Si les mesures de contournement offrent une solution convenable dans le contexte actuel, elles ne pourront le faire lorsque le télétravail cessera d’un coup, croit M. Millaire. « Notre plus grosse crainte, c’est qu’on ne s’adapte pas dans le temps. En ce moment, le système fonctionne bien parce qu’il y a moins d’usagers, mais il ne pourrait pas accueillir 15 000 usagers. On est très inquiets pour la suite », dit-il.

« Advenant un retour massif d’usagers, on se demande si le nombre de bus sera suffisant, et si cet afflux pourra réellement continuer. »

— Francis Millaire, du comité des usagers du train Deux-Montagnes

Un tunnel « compliqué » à prévoir, dit un expert

Pour l’expert en planification des transports à l’Université de Montréal, Pierre Barrieau, les travaux dans un tunnel comme celui du mont Royal sont particulièrement compliqués à gérer. « Sa structure est ainsi faite que la dégradation n’est pas visible de l’intérieur. Et étant donné qu’il y a de la chaussée par-dessus, c’est très dur de mesurer les dégâts avant de réellement tomber dessus », soutient-il.

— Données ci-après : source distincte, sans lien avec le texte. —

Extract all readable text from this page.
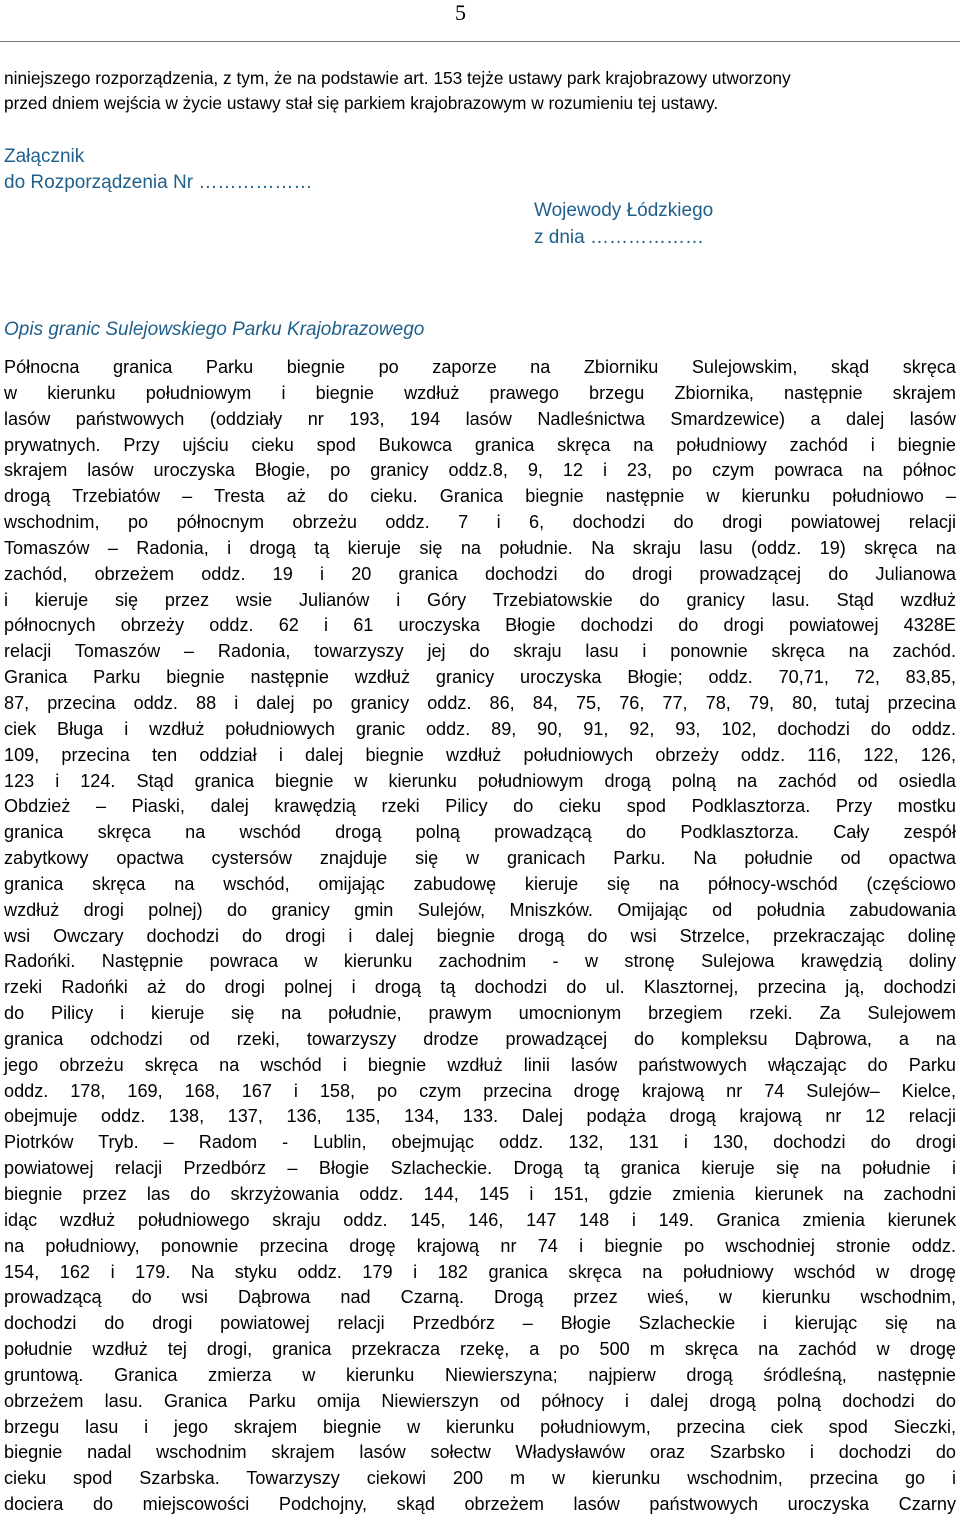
5
niniejszego rozporządzenia, z tym, że na podstawie art. 153 tejże ustawy park krajobrazowy utworzony
przed dniem wejścia w życie ustawy stał się parkiem krajobrazowym w rozumieniu tej ustawy.
Załącznik
do Rozporządzenia Nr ………………
Wojewody Łódzkiego
z dnia ………………
Opis granic Sulejowskiego Parku Krajobrazowego
Północna granica Parku biegnie po zaporze na Zbiorniku Sulejowskim, skąd skręca
w kierunku południowym i biegnie wzdłuż prawego brzegu Zbiornika, następnie skrajem
lasów państwowych (oddziały nr 193, 194 lasów Nadleśnictwa Smardzewice) a dalej lasów
prywatnych. Przy ujściu cieku spod Bukowca granica skręca na południowy zachód i biegnie
skrajem lasów uroczyska Błogie, po granicy oddz.8, 9, 12 i 23, po czym powraca na północ
drogą Trzebiatów – Tresta aż do cieku. Granica biegnie następnie w kierunku południowo –
wschodnim, po północnym obrzeżu oddz. 7 i 6, dochodzi do drogi powiatowej relacji
Tomaszów – Radonia, i drogą tą kieruje się na południe. Na skraju lasu (oddz. 19) skręca na
zachód, obrzeżem oddz. 19 i 20 granica dochodzi do drogi prowadzącej do Julianowa
i kieruje się przez wsie Julianów i Góry Trzebiatowskie do granicy lasu. Stąd wzdłuż
północnych obrzeży oddz. 62 i 61 uroczyska Błogie dochodzi do drogi powiatowej 4328E
relacji Tomaszów – Radonia, towarzyszy jej do skraju lasu i ponownie skręca na zachód.
Granica Parku biegnie następnie wzdłuż granicy uroczyska Błogie; oddz. 70,71, 72, 83,85,
87, przecina oddz. 88 i dalej po granicy oddz. 86, 84, 75, 76, 77, 78, 79, 80, tutaj przecina
ciek Bługa i wzdłuż południowych granic oddz. 89, 90, 91, 92, 93, 102, dochodzi do oddz.
109, przecina ten oddział i dalej biegnie wzdłuż południowych obrzeży oddz. 116, 122, 126,
123 i 124. Stąd granica biegnie w kierunku południowym drogą polną na zachód od osiedla
Obdzież – Piaski, dalej krawędzią rzeki Pilicy do cieku spod Podklasztorza. Przy mostku
granica skręca na wschód drogą polną prowadzącą do Podklasztorza. Cały zespół
zabytkowy opactwa cystersów znajduje się w granicach Parku. Na południe od opactwa
granica skręca na wschód, omijając zabudowę kieruje się na północy-wschód (częściowo
wzdłuż drogi polnej) do granicy gmin Sulejów, Mniszków. Omijając od południa zabudowania
wsi Owczary dochodzi do drogi i dalej biegnie drogą do wsi Strzelce, przekraczając dolinę
Radońki. Następnie powraca w kierunku zachodnim - w stronę Sulejowa krawędzią doliny
rzeki Radońki aż do drogi polnej i drogą tą dochodzi do ul. Klasztornej, przecina ją, dochodzi
do Pilicy i kieruje się na południe, prawym umocnionym brzegiem rzeki. Za Sulejowem
granica odchodzi od rzeki, towarzyszy drodze prowadzącej do kompleksu Dąbrowa, a na
jego obrzeżu skręca na wschód i biegnie wzdłuż linii lasów państwowych włączając do Parku
oddz. 178, 169, 168, 167 i 158, po czym przecina drogę krajową nr 74 Sulejów– Kielce,
obejmuje oddz. 138, 137, 136, 135, 134, 133. Dalej podąża drogą krajową nr 12 relacji
Piotrków Tryb. – Radom - Lublin, obejmując oddz. 132, 131 i 130, dochodzi do drogi
powiatowej relacji Przedbórz – Błogie Szlacheckie. Drogą tą granica kieruje się na południe i
biegnie przez las do skrzyżowania oddz. 144, 145 i 151, gdzie zmienia kierunek na zachodni
idąc wzdłuż południowego skraju oddz. 145, 146, 147 148 i 149. Granica zmienia kierunek
na południowy, ponownie przecina drogę krajową nr 74 i biegnie po wschodniej stronie oddz.
154, 162 i 179. Na styku oddz. 179 i 182 granica skręca na południowy wschód w drogę
prowadzącą do wsi Dąbrowa nad Czarną. Drogą przez wieś, w kierunku wschodnim,
dochodzi do drogi powiatowej relacji Przedbórz – Błogie Szlacheckie i kierując się na
południe wzdłuż tej drogi, granica przekracza rzekę, a po 500 m skręca na zachód w drogę
gruntową. Granica zmierza w kierunku Niewierszyna; najpierw drogą śródleśną, następnie
obrzeżem lasu. Granica Parku omija Niewierszyn od północy i dalej drogą polną dochodzi do
brzegu lasu i jego skrajem biegnie w kierunku południowym, przecina ciek spod Sieczki,
biegnie nadal wschodnim skrajem lasów sołectw Władysławów oraz Szarbsko i dochodzi do
cieku spod Szarbska. Towarzyszy ciekowi 200 m w kierunku wschodnim, przecina go i
dociera do miejscowości Podchojny, skąd obrzeżem lasów państwowych uroczyska Czarny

Certes, il est possible de procéder à des sondes ou des rayons X, mais ces moyens « sont très limités », rappelle le spécialiste. « Je ferais le parallèle avec une maison centenaire. C’est seulement en enlevant le gypse et la laine isolante qu’on arrive à voir les réels problèmes. On peut imaginer que c’est ce qui s’est produit ici », soutient-il.

« Pendant un mégachantier, quand on essaie de recycler du neuf avec du vieux, il y a toujours un risque supplémentaire. Le REM vient d’en faire la démonstration. »

— Pierre Barrieau, spécialiste en transports de l’UdeM

« Je suis surpris que ça ne soit pas arrivé plus tôt », renchérit même M. Barrieau, pour qui le report des autres échéanciers ne peut être justifié que « sur la seule base de la COVID-19 ». En conférence de presse, Jean-Marc Arbaud a notamment reconnu que l’impact de la fermeture des frontières est aussi considérable sur l’approvisionnement et l’emploi d’une main-d’œuvre « spécialisée ».

Le REM est en construction depuis 2018. Il doit à terme comprendre 26 stations et s’étendra sur 67 km dans la région métropolitaine, avec quatre antennes reliées au centre-ville. Officiellement, ce projet est chiffré à 6,5 milliards, mais La Presse a déjà démontré que des factures se sont ajoutées en cours de route pour porter les coûts totaux à près de 7,5 milliards.

En octobre 2019, La Presse révélait également l’existence d’un rapport du consortium NouvLR, responsable de l’ingénierie du projet, selon lequel l’insécurité du tunnel ferait inévitablement exploser coûts et délais.

Les nouveaux échéanciers

Le tunnel du mont Royal

Prévue pour le printemps 2022, l’ouverture du tunnel, situé entre Du Ruisseau et la gare Centrale, ira à l’automne 2023.

Tronçon Rive-Sud

La mise en service de l’antenne reliant la station Brossard à la gare Centrale, qui devait voir le jour dès la fin de 2021, est reportée de « trois à six mois » en raison des impacts de la pandémie. Elle devrait finalement être mise sur pied au printemps ou à l’été 2022.

Antenne d’Anse-à-l’Orme 

D’abord planifié pour 2023, ce tronçon est repoussé au printemps 2024, y compris le segment de l’antenne Deux-Montagnes jusqu’à la station Sunnybrooke.

Antenne Deux-Montagnes

Ce tronçon du REM ne verra finalement pas le jour avant l’automne 2024, au grand dam des usagers de trains de banlieue. Il devait initialement être livré pour la fin de 2023.

Antenne vers l’aéroport Montréal-Trudeau

Elle est retardée d’un an, de la fin 2023 à la fin 2024, en raison de tests supplémentaires devant être effectués.